Um sociólogo de 47 anos, identificado como Roberto Barcelos Ferrante, foi preso por injúria racial e ameaça após proferir ofensas contra um funcionário público, de 40 anos, na Rua da Lama, no bairro Jardim da Penha, em Vitória, na madrugada de domingo (12).
A vítima, que preferiu não se identificar, contou que estava na fila de um estabelecimento quando viu Roberto importunando uma pessoa LGBTQIAPN+ e interveio. “Eu pedi para ele parar e ele não quis. Falei para ele não me tocar porque eu não gosto, e ele começou a fazer comentários racistas, arremessou uma cadeira na minha direção e, de repente, puxou uma faca e começou a correr atrás de mim, dizendo que ia me matar”, contou.
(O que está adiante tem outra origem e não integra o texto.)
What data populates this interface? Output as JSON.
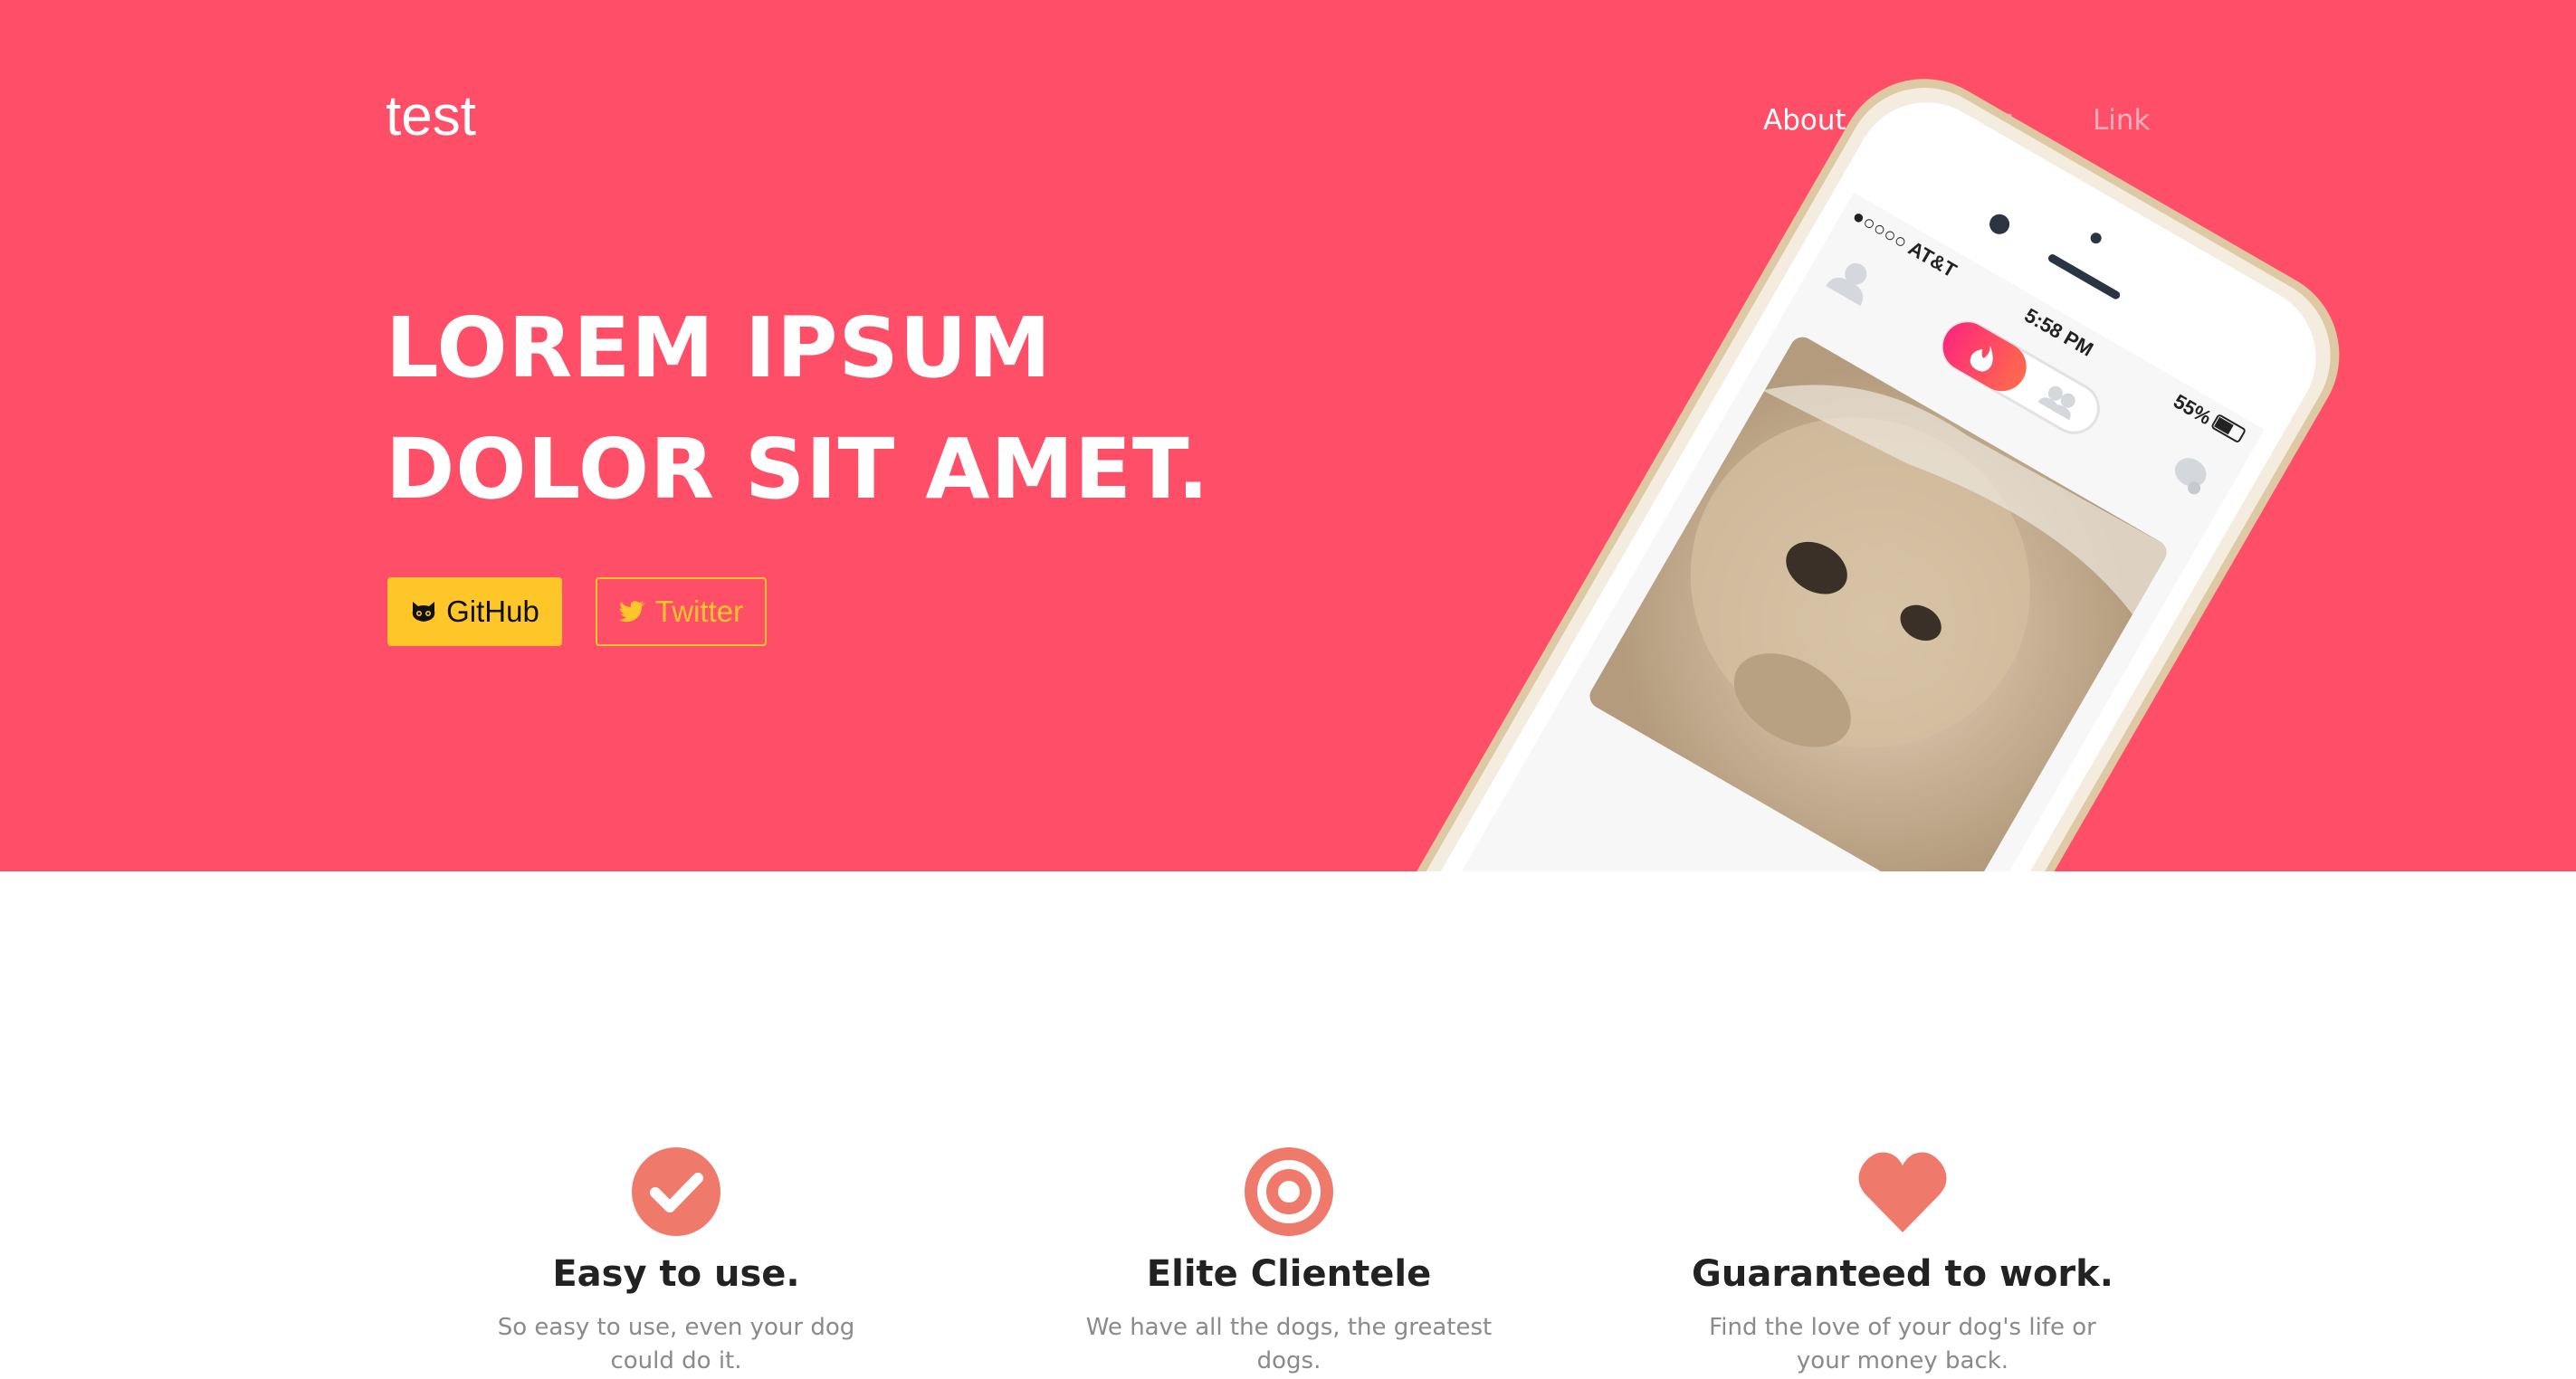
{
  "brand": "test",
  "nav": [
    {
      "label": "About",
      "active": true
    },
    {
      "label": "Prices",
      "active": false
    },
    {
      "label": "Link",
      "active": false
    }
  ],
  "hero": {
    "headline_line1": "LOREM IPSUM",
    "headline_line2": "DOLOR SIT AMET.",
    "github_label": "GitHub",
    "twitter_label": "Twitter",
    "github_icon": "github-icon",
    "twitter_icon": "twitter-icon"
  },
  "phone": {
    "carrier": "●○○○○ AT&T",
    "time": "5:58 PM",
    "battery": "55%",
    "photo_subject": "dog"
  },
  "features": [
    {
      "icon": "checkmark-circle-icon",
      "title": "Easy to use.",
      "desc": "So easy to use, even your dog could do it."
    },
    {
      "icon": "target-icon",
      "title": "Elite Clientele",
      "desc": "We have all the dogs, the greatest dogs."
    },
    {
      "icon": "heart-icon",
      "title": "Guaranteed to work.",
      "desc": "Find the love of your dog's life or your money back."
    }
  ],
  "colors": {
    "hero_bg": "#ff4f68",
    "button_yellow": "#ffc629",
    "icon_salmon": "#ef7a6c",
    "title_dark": "#222222",
    "desc_gray": "#8a8a8a"
  }
}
Em um vídeo gravado pela vítima é possível ver Roberto alterado, dizendo que é “branco da raça” e fazendo ameaças (veja acima). No boletim de ocorrência, o funcionário público relatou que o suspeito também o chamou de "macaco".
A Guarda Municipal foi acionada e deteve o suspeito. Ele foi levado para a Delegacia Regional de Vitória, onde, segundo a Polícia Civil, acabou autuado em flagrante por injúria racial e ameaça. Em seguida, foi encaminhado para o Centro de Triagem, localizado no Complexo Penitenciário Rodrigo Figueiredo da Rosa,em Viana.
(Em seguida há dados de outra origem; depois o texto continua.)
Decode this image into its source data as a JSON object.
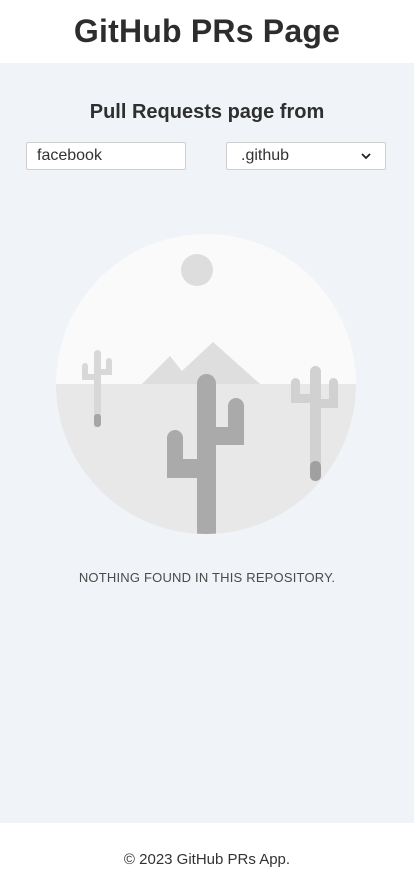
{
  "header": {
    "title": "GitHub PRs Page"
  },
  "main": {
    "subtitle": "Pull Requests page from",
    "owner_input": {
      "value": "facebook",
      "placeholder": ""
    },
    "repo_select": {
      "selected": ".github"
    },
    "illustration": {
      "icon": "empty-desert-illustration"
    },
    "empty_message": "NOTHING FOUND IN THIS REPOSITORY."
  },
  "footer": {
    "copyright": "© 2023 GitHub PRs App."
  }
}
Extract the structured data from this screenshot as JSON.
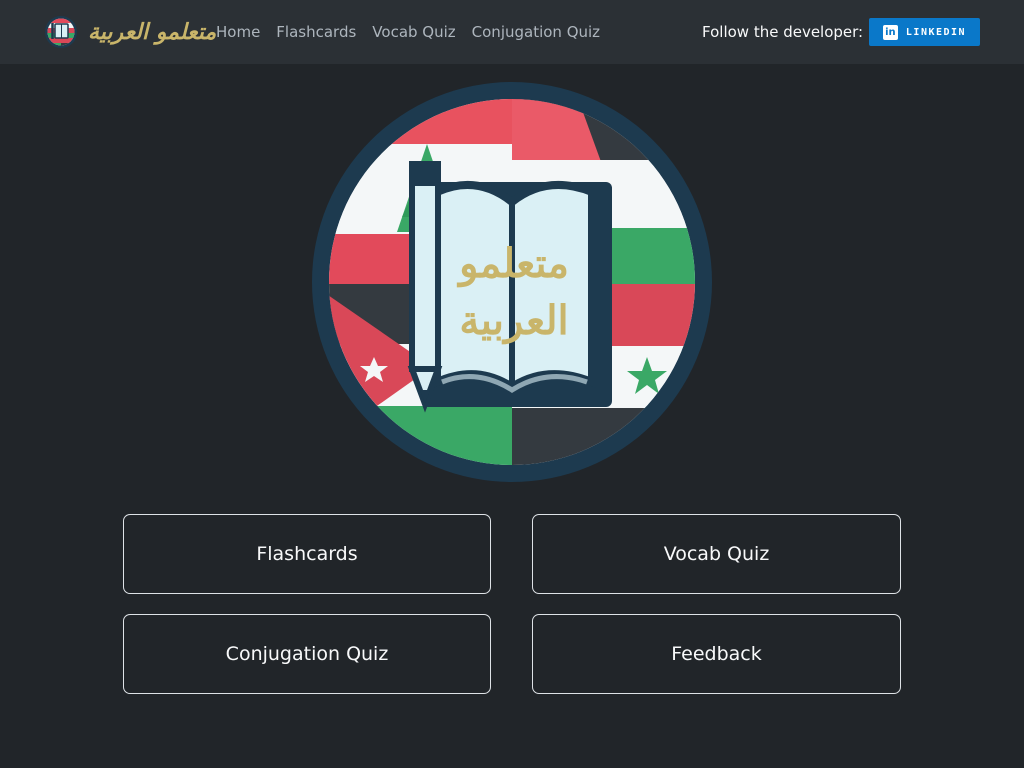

“Infelizmente eu estou chateado, mas não surpreso, pois já sofri racismo muitas vezes, mas não dessa forma tão violenta. Espero que ele fique preso e seja exemplo de que racismo e transfobia não têm mais vez no nosso país”, desabafou a vítima.
Durante a confusão, testemunhas relataram que Roberto disse que seria professor da Universidade Federal do Espírito Santo (Ufes), mas a instituição negou essa informação e afirmou não ter qualquer vínculo empregatício com ele.
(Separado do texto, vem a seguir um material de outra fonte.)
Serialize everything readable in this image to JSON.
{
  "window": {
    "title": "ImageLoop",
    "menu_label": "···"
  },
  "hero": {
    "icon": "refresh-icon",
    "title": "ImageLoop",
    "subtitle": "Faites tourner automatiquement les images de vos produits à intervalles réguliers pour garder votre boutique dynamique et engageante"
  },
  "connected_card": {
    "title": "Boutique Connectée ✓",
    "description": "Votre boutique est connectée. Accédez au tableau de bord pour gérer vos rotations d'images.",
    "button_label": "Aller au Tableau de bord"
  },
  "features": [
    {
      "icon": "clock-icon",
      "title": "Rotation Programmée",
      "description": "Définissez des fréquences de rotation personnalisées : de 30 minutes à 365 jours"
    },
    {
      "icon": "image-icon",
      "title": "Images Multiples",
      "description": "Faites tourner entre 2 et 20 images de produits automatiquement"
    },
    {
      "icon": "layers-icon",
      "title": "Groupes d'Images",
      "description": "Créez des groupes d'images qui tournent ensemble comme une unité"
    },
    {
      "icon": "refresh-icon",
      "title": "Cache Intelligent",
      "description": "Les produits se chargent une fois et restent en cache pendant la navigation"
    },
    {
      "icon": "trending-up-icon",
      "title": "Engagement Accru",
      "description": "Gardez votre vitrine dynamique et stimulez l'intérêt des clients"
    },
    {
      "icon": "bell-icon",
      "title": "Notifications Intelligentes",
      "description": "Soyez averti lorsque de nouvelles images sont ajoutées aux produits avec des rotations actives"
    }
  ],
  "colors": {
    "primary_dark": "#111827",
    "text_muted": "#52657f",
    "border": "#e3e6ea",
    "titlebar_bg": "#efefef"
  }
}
Conforme apuração da TV Gazeta, além de sociólogo Roberto é ator, e por mais de 15 anos interpretou Jesus Cristo no Auto da Paixão, em uma das encenações mais tradicionais da capital na Semana Santa.
A reportagem de A Gazeta tenta localizar a defesa de Roberto e deixa este espaço aberto para um posicionamento.